I've been tearing my hair out for 2 days over this, hopefully someone here can help me. I'm trying to scrape the price data off the following webpage:
http://www.morningstar.co.uk/UK/snapshot/snapshot.aspx?lang=en-GB&id=F0GBR04S4X
The value I want currently stands at 6.19 (i.e. the NAV value on the right hand side).
I currently have a working macro written in vba in excel that uses the following regular expression to do this:
(GBP).\d{1,2}[.]\d\d
but for some reason I can't get this to work in python and I want to transition into python for a few reasons I won't go into here (I repeat this for various unit trusts hence the {1,2} bit).
Below is a python script I've written to download the webpage contents and then prettify it using beautiful soup. If I don't do this the encoding of the webpage is difficult to decipher.
After 2 days I can't get a python compatible regular expression to grab this data. I also use the left() and right() functions in vba to remove any whitespaces and text characters from the resulting string, any ideas on how to do that in python most gratefully received!

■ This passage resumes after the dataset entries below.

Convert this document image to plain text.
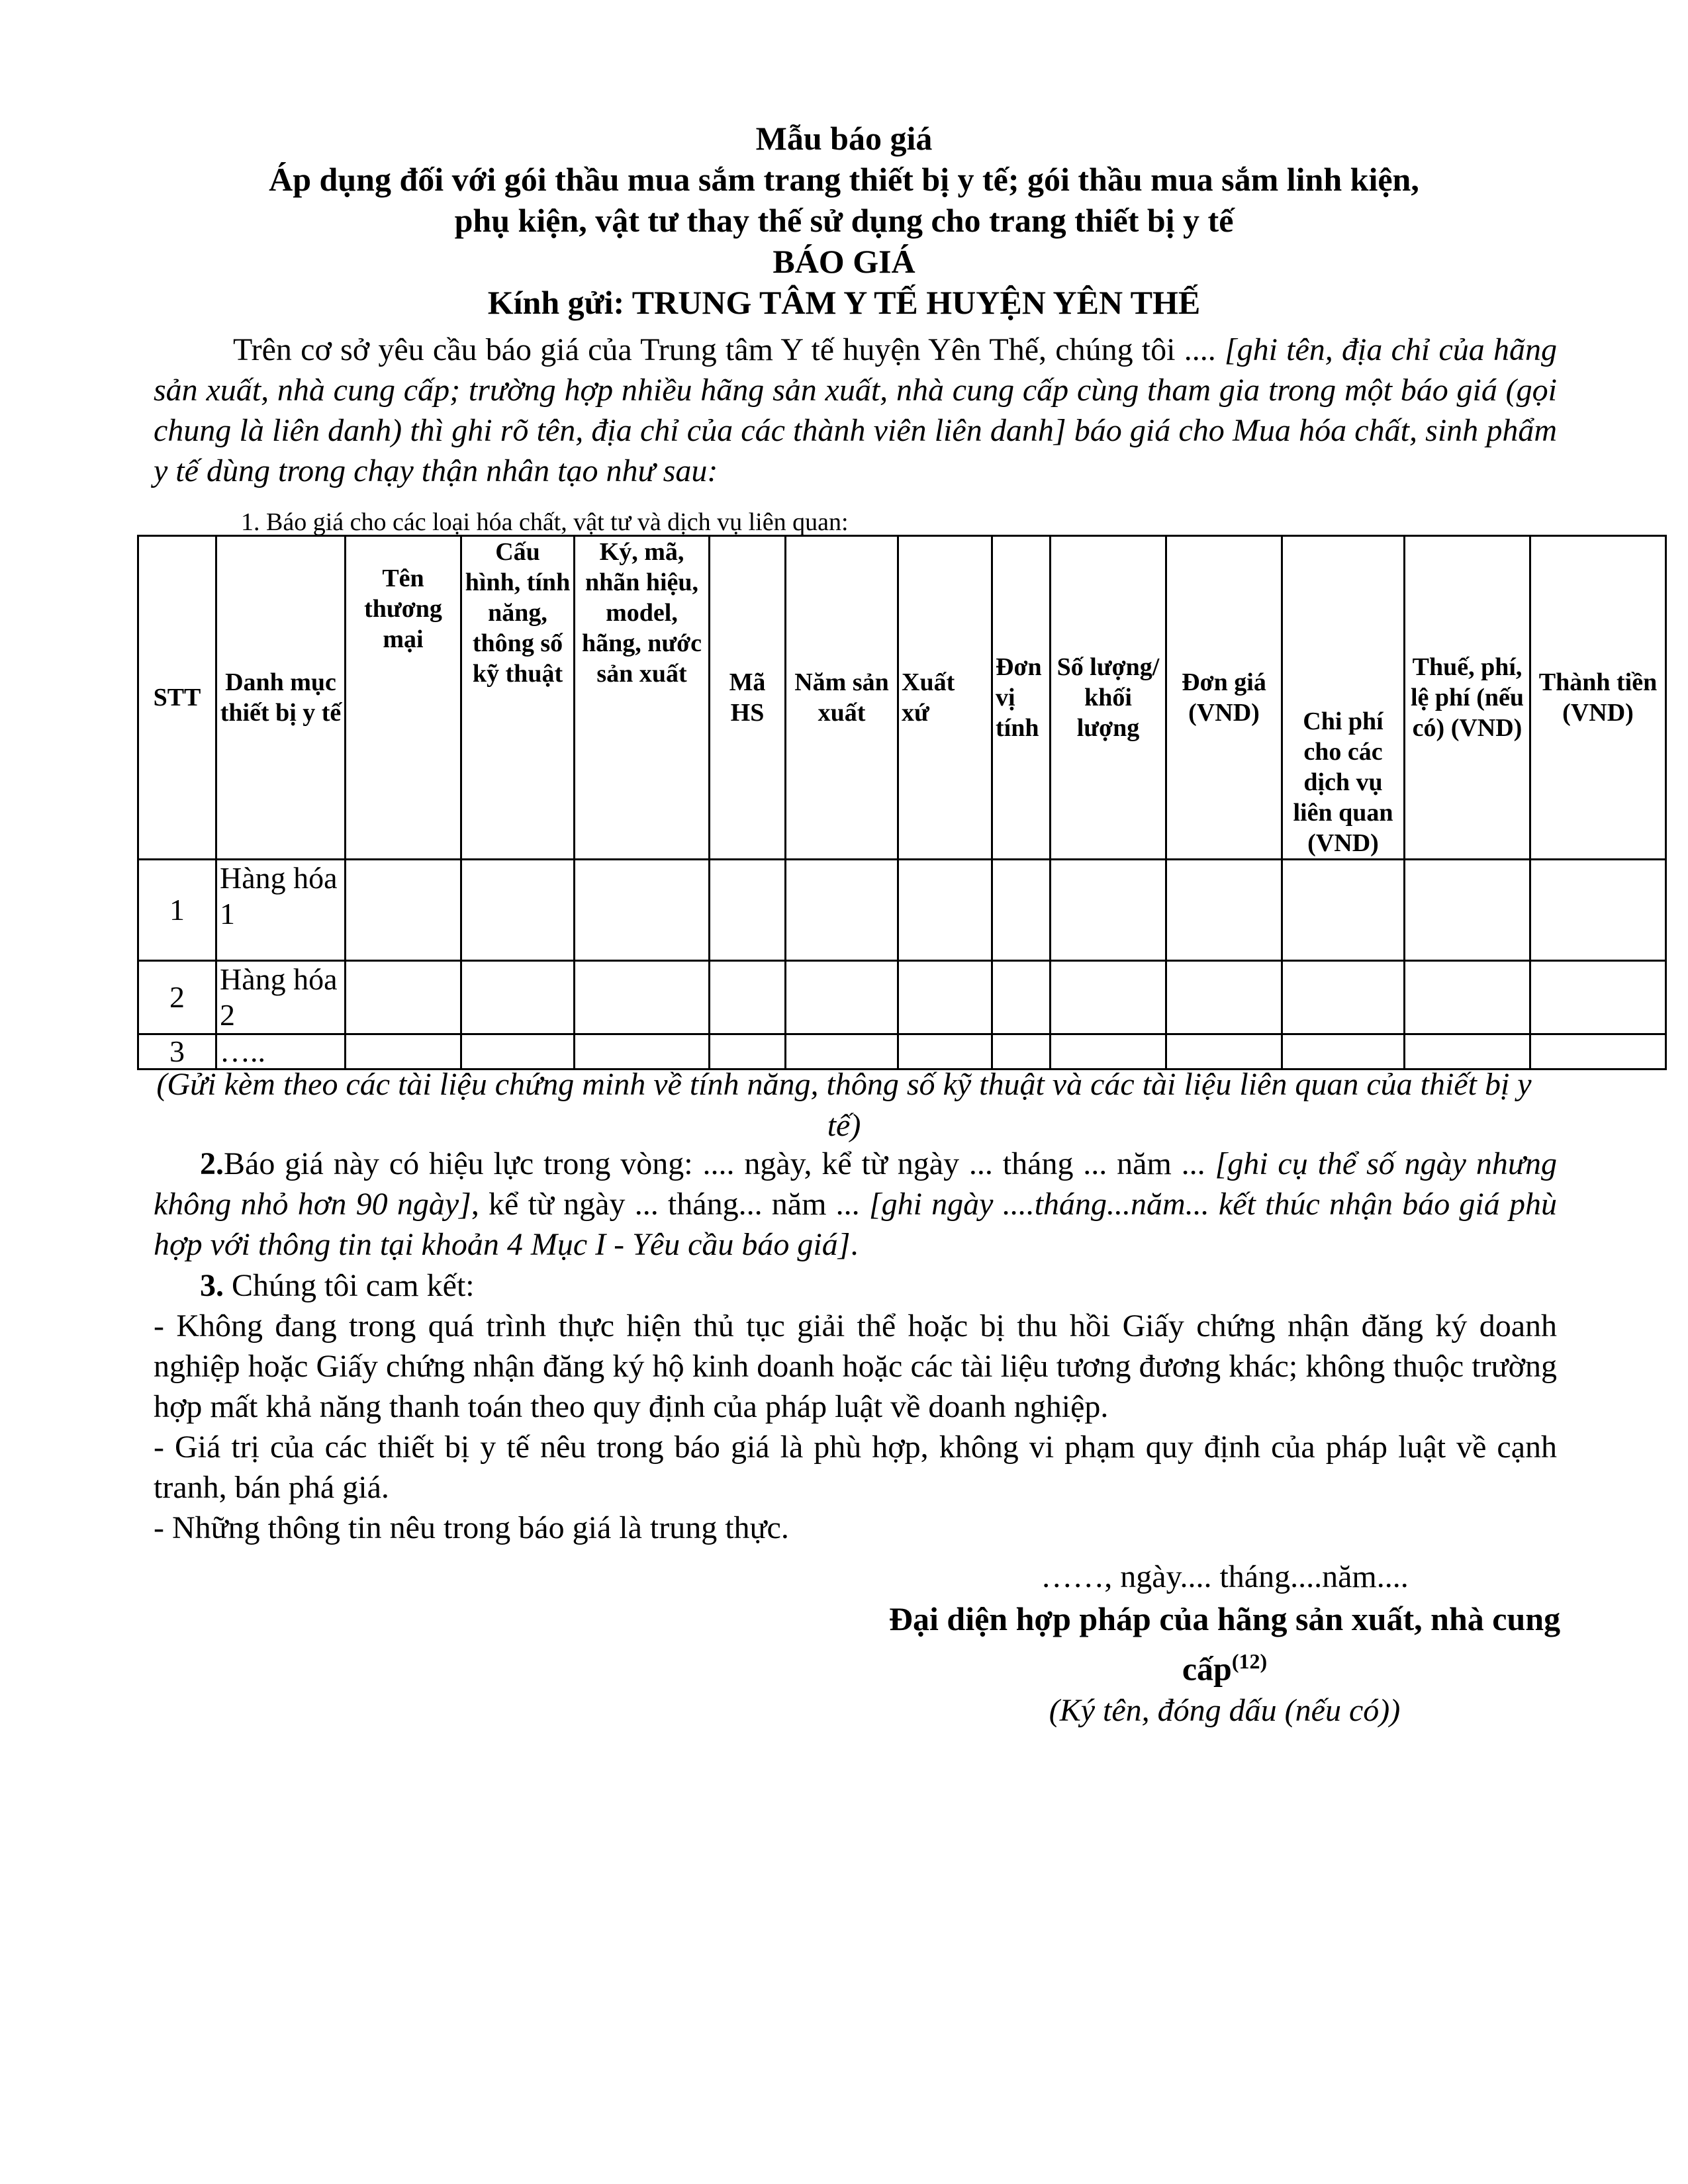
Mẫu báo giá
Áp dụng đối với gói thầu mua sắm trang thiết bị y tế; gói thầu mua sắm linh kiện,
phụ kiện, vật tư thay thế sử dụng cho trang thiết bị y tế
BÁO GIÁ
Kính gửi: TRUNG TÂM Y TẾ HUYỆN YÊN THẾ
Trên cơ sở yêu cầu báo giá của Trung tâm Y tế huyện Yên Thế, chúng tôi .... [ghi tên, địa chỉ của hãng sản xuất, nhà cung cấp; trường hợp nhiều hãng sản xuất, nhà cung cấp cùng tham gia trong một báo giá (gọi chung là liên danh) thì ghi rõ tên, địa chỉ của các thành viên liên danh] báo giá cho Mua hóa chất, sinh phẩm y tế dùng trong chạy thận nhân tạo như sau:
1. Báo giá cho các loại hóa chất, vật tư và dịch vụ liên quan:
STT	Danh mục thiết bị y tế	Tên thương mại	Cấu hình, tính năng, thông số kỹ thuật	Ký, mã, nhãn hiệu, model, hãng, nước sản xuất	Mã HS	Năm sản xuất	Xuất xứ	Đơn vị tính	Số lượng/ khối lượng	Đơn giá (VND)	Chi phí cho các dịch vụ liên quan (VND)	Thuế, phí, lệ phí (nếu có) (VND)	Thành tiền (VND)
1	Hàng hóa 1												
2	Hàng hóa 2												
3	…..												
(Gửi kèm theo các tài liệu chứng minh về tính năng, thông số kỹ thuật và các tài liệu liên quan của thiết bị y tế)
2.Báo giá này có hiệu lực trong vòng: .... ngày, kể từ ngày ... tháng ... năm ... [ghi cụ thể số ngày nhưng không nhỏ hơn 90 ngày], kể từ ngày ... tháng... năm ... [ghi ngày ....tháng...năm... kết thúc nhận báo giá phù hợp với thông tin tại khoản 4 Mục I - Yêu cầu báo giá].
3. Chúng tôi cam kết:
- Không đang trong quá trình thực hiện thủ tục giải thể hoặc bị thu hồi Giấy chứng nhận đăng ký doanh nghiệp hoặc Giấy chứng nhận đăng ký hộ kinh doanh hoặc các tài liệu tương đương khác; không thuộc trường hợp mất khả năng thanh toán theo quy định của pháp luật về doanh nghiệp.
- Giá trị của các thiết bị y tế nêu trong báo giá là phù hợp, không vi phạm quy định của pháp luật về cạnh tranh, bán phá giá.
- Những thông tin nêu trong báo giá là trung thực.
……, ngày.... tháng....năm....
Đại diện hợp pháp của hãng sản xuất, nhà cung cấp$^{(12)}$
(Ký tên, đóng dấu (nếu có))
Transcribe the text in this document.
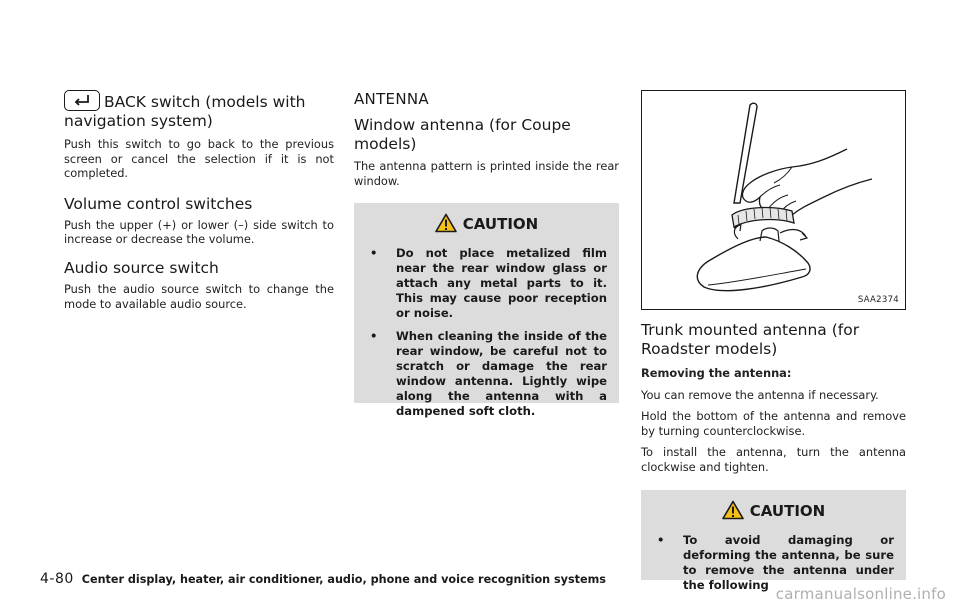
BACK switch (models with navigation system)

Push this switch to go back to the previous screen or cancel the selection if it is not completed.

Volume control switches

Push the upper (+) or lower (–) side switch to increase or decrease the volume.

Audio source switch

Push the audio source switch to change the mode to available audio source.

ANTENNA
Window antenna (for Coupe models)

The antenna pattern is printed inside the rear window.

CAUTION
• Do not place metalized film near the rear window glass or attach any metal parts to it. This may cause poor reception or noise.
• When cleaning the inside of the rear window, be careful not to scratch or damage the rear window antenna. Lightly wipe along the antenna with a dampened soft cloth.
SAA2374
Trunk mounted antenna (for Roadster models)

Removing the antenna:

You can remove the antenna if necessary.

Hold the bottom of the antenna and remove by turning counterclockwise.

To install the antenna, turn the antenna clockwise and tighten.

CAUTION
• To avoid damaging or deforming the antenna, be sure to remove the antenna under the following
4-80 Center display, heater, air conditioner, audio, phone and voice recognition systems
carmanualsonline.info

How do I grab the 6.19 from this page (or whatever the price is when you look!)?
#!/usr/bin/python
import re
import urllib
import string
from BeautifulSoup import BeautifulSoup #requires python-beautifulsoup package
# documentation = http://www.crummy.com/software/BeautifulSoup/documentation.html#Quick%20Start
#pattern = '(>GBP).\d{1,2}[.]\d\d' #this is the VBA regex pattern that works inMS Excel
pattern = '\d{1,2}[.]\d\d'
urladdress = "http://www.morningstar.co.uk/UK/snapshot/snapshot.aspx?lang=en-GB&id=F0GBR04S4X"
try:
#get data from web into one string
url = urllib.urlopen(urladdress)
htmltext = url.readlines()
url.close()
#Beautiful Soup bit
soup = BeautifulSoup(''.join(htmltext))
soup = soup.prettify()
#use regular expression to search through for price using above pattern
price = re.search(pattern, soup)
if price == None:
print'no result'
exit
else:
print price.group(0)
except StandardError, e:
print str(e)
exit